Having kept in close contact with the WP team since graduation, I was invited to take part in the Professional Mentoring Scheme as a Mentor in 2016. Joining the Mentoring Scheme was an easy decision for me to share my passion, skills and project experiences with Undergraduates who aspire to succeed in a career in professional engineering. I strongly believe my main motivation for mentoring began to develop through my involvement in the WP scheme as a Mathematics tutor and Student Ambassador. I am always keen to learn, even now. I keep up to date with the latest global project journals and technology advancements, but I also find that I learn a lot from my mentees themselves.
In your opinion, what is a mentor supposed to do?
A good mentor doesn’t just talk about how good they are but show it through their own actions in order to present themselves as a positive role model to mentees. Good mentors can empower their mentees and help them develop their own strengths and personal attributes. Good mentors take a personal interest in the relationship with their mentees and treat it as an important part of their life. As a result, a successful mentor feels invested in the mentee’s successes. If a mentor isn’t enthusiastic about the mentee, it will show, and the mentorship is not likely to work out.
What do you wish a mentor had told you when you were studying or getting started in your career?
If I could turn back time, I would definitely try to go for an industrial placement year. It’s absolutely critical to stay focused and aim for a well-respected degree. However, having relevant industrial experience on your CV will definitely make your application stand out from others.
If you missed out on an industrial year, then my personal advice to Undergraduates is to get involved in City’s WP scheme as much as possible. In addition, I always encourage my mentees to sign up for free Affiliate or Student membership at a recognised institution. There are many opportunities to take advantage of the huge wealth of e-learning courses, conferences and seminars. Build your engineering knowledge by networking at regional events and seek career advice on searching and preparing for interviews, jobs and internships.

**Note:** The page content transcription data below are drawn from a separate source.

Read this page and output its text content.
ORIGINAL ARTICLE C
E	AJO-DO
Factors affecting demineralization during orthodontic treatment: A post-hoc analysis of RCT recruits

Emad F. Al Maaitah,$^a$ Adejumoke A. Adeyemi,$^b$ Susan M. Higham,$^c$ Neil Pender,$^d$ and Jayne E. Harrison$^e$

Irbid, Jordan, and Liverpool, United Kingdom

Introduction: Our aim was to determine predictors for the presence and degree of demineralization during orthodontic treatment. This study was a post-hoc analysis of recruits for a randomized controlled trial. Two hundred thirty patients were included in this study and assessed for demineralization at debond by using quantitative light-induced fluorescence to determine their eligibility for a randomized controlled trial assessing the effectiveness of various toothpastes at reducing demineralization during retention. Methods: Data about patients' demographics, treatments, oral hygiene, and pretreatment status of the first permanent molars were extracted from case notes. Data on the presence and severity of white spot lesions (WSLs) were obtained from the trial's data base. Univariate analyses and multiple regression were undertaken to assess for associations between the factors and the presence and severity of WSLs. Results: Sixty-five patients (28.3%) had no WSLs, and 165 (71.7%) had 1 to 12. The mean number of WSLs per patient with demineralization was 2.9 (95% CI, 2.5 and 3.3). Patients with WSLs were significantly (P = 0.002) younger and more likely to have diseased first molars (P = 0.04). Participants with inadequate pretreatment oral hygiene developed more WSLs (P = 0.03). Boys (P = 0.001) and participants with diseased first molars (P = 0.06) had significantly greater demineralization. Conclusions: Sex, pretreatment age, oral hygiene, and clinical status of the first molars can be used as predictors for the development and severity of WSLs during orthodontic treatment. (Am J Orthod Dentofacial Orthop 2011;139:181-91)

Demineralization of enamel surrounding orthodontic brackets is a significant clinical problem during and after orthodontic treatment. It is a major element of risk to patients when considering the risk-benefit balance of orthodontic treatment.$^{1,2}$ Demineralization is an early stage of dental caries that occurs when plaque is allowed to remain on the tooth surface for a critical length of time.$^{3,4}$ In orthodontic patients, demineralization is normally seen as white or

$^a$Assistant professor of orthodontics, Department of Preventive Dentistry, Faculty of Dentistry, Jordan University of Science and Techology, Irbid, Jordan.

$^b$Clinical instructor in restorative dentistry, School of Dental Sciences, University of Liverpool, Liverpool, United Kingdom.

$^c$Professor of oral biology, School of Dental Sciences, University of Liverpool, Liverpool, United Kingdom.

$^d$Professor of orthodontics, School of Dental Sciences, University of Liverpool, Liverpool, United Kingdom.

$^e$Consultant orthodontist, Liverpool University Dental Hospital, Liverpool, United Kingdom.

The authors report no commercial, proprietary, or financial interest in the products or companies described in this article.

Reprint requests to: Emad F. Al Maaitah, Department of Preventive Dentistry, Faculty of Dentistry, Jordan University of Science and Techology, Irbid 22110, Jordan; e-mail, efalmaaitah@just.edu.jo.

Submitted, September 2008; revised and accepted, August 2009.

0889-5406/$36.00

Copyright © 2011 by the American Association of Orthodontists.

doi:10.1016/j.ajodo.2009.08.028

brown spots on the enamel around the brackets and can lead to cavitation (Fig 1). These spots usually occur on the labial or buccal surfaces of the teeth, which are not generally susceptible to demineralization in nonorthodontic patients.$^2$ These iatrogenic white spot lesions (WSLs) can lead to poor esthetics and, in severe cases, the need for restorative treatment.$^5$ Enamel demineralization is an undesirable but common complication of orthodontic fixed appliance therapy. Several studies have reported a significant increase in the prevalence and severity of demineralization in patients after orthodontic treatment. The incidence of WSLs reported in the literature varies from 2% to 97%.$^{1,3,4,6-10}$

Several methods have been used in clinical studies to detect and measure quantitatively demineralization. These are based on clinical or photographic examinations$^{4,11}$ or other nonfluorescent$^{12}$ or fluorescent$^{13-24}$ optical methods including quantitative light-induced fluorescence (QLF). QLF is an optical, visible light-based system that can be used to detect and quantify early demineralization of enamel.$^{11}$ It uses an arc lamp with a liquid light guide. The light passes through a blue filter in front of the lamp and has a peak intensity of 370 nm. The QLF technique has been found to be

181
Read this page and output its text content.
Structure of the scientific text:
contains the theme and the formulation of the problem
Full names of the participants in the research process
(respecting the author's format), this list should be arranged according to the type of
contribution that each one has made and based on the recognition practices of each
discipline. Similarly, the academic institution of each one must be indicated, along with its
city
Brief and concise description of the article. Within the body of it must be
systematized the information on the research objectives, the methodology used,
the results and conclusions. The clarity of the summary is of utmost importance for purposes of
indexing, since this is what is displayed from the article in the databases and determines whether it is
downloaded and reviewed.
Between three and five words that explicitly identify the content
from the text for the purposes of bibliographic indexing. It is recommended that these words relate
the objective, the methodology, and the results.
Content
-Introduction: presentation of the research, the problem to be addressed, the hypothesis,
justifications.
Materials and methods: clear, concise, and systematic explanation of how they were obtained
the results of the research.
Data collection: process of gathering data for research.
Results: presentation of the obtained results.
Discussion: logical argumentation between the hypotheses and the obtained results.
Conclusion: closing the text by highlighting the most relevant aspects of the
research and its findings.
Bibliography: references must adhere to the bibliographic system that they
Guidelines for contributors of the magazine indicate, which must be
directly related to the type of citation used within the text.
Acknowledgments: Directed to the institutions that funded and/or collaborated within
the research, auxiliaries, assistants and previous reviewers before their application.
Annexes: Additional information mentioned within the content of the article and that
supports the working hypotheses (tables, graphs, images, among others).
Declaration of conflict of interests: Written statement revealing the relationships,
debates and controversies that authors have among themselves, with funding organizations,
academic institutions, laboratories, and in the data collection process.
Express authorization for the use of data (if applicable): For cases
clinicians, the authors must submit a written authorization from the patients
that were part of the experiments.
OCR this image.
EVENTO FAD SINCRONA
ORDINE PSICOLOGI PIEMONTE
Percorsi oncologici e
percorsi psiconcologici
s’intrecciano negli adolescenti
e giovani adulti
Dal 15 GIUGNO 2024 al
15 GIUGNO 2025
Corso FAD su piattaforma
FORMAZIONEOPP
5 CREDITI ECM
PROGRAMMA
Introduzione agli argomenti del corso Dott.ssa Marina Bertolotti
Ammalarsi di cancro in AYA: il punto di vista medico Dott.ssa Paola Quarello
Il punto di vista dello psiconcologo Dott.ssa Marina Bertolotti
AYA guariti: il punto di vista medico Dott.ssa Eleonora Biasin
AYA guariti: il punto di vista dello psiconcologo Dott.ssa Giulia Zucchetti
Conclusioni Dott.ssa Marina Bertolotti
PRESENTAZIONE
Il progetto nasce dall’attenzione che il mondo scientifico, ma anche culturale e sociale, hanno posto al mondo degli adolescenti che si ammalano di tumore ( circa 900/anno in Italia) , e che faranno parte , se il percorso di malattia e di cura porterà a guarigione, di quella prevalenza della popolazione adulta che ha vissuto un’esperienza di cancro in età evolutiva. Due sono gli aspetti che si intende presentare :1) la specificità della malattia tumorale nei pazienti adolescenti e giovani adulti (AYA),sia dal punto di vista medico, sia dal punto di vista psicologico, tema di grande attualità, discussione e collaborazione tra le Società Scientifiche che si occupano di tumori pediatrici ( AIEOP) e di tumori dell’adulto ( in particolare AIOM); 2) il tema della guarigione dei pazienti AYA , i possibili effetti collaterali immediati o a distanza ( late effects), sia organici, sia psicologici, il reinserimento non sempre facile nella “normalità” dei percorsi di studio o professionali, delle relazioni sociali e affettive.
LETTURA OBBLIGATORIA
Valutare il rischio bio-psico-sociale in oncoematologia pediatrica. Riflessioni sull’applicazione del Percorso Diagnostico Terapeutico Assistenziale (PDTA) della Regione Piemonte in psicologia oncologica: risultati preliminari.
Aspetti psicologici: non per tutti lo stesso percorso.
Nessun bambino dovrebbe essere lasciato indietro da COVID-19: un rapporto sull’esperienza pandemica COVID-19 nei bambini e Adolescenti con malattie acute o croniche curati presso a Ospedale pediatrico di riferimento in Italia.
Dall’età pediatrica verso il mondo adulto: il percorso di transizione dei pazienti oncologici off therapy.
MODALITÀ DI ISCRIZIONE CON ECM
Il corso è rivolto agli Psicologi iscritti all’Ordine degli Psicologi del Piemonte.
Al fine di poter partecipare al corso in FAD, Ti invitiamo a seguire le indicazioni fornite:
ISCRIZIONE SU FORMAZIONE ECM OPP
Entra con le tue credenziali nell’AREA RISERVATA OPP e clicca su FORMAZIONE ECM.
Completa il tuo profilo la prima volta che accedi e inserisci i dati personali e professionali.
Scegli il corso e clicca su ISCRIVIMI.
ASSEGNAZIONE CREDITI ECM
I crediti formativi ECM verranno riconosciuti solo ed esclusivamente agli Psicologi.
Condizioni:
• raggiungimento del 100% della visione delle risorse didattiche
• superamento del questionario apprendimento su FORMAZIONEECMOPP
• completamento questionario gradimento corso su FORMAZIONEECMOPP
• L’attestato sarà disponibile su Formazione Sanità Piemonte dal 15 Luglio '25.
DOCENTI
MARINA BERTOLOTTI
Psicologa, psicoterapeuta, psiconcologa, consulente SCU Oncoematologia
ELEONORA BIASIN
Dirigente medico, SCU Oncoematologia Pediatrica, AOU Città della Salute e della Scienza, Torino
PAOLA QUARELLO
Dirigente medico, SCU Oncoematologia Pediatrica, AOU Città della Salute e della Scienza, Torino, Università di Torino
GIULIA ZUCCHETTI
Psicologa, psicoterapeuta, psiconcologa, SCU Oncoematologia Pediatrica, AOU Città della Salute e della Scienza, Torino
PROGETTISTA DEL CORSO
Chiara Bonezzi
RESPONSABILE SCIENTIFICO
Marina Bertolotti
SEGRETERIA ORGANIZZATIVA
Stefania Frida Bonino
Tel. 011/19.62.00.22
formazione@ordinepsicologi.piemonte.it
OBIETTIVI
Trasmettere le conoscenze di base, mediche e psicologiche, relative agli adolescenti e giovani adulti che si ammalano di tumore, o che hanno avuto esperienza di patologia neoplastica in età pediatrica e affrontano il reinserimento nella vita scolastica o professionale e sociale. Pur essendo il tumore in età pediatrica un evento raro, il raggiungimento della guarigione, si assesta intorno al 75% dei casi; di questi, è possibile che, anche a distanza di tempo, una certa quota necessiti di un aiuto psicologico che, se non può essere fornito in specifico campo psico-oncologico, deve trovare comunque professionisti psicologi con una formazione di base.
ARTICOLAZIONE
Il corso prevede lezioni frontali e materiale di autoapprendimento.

What has been one of the highlights of your time as a mentor?
A mentor should create long-term goals and short-term objectives with mentees to help them achieve their ultimate aims in their careers. The highlight of being a mentor is being able to witness the many accomplishments of the mentees I work with. I was pleased to put forward a CV of a former mentee to my previous employer for an internship position. I am always happy to stay connected with my mentees and have been so pleased to see them grow professionally throughout the years.
Choosing a mentor does not need to be as stressful or complicated as it seems. Find one that fits you, and work to make it a rewarding experience. You’ll not only find the best version of yourself, but you will have gained a life-long friend and supporter in the process.
Could you share some of your key career/life advice?
Think of yourself as a lifelong learner. You can continue to learn no matter at what stage of your career you are. When you learn continuously, you can gain more skills and become flexible and adaptable in your career path. Possessing a willingness to learn is an attribute that is highly valued in today’s workforce.
What would you say to someone who is considering becoming a professional mentor?
Help your mentee to set realistic expectations. Also, if you know you will be unavailable because of business or personal commitments, let them know. Engage in your own learning while you are mentoring, collaborate on projects, ask questions and experiment. Remember that people come from diverse backgrounds and experiences. Get to know each other on an individual basis. Provide active listening and maintain consistency to be able to build up a high level of trust environment and confidence that the mentee feels his or her positive contribution towards an objective is valued.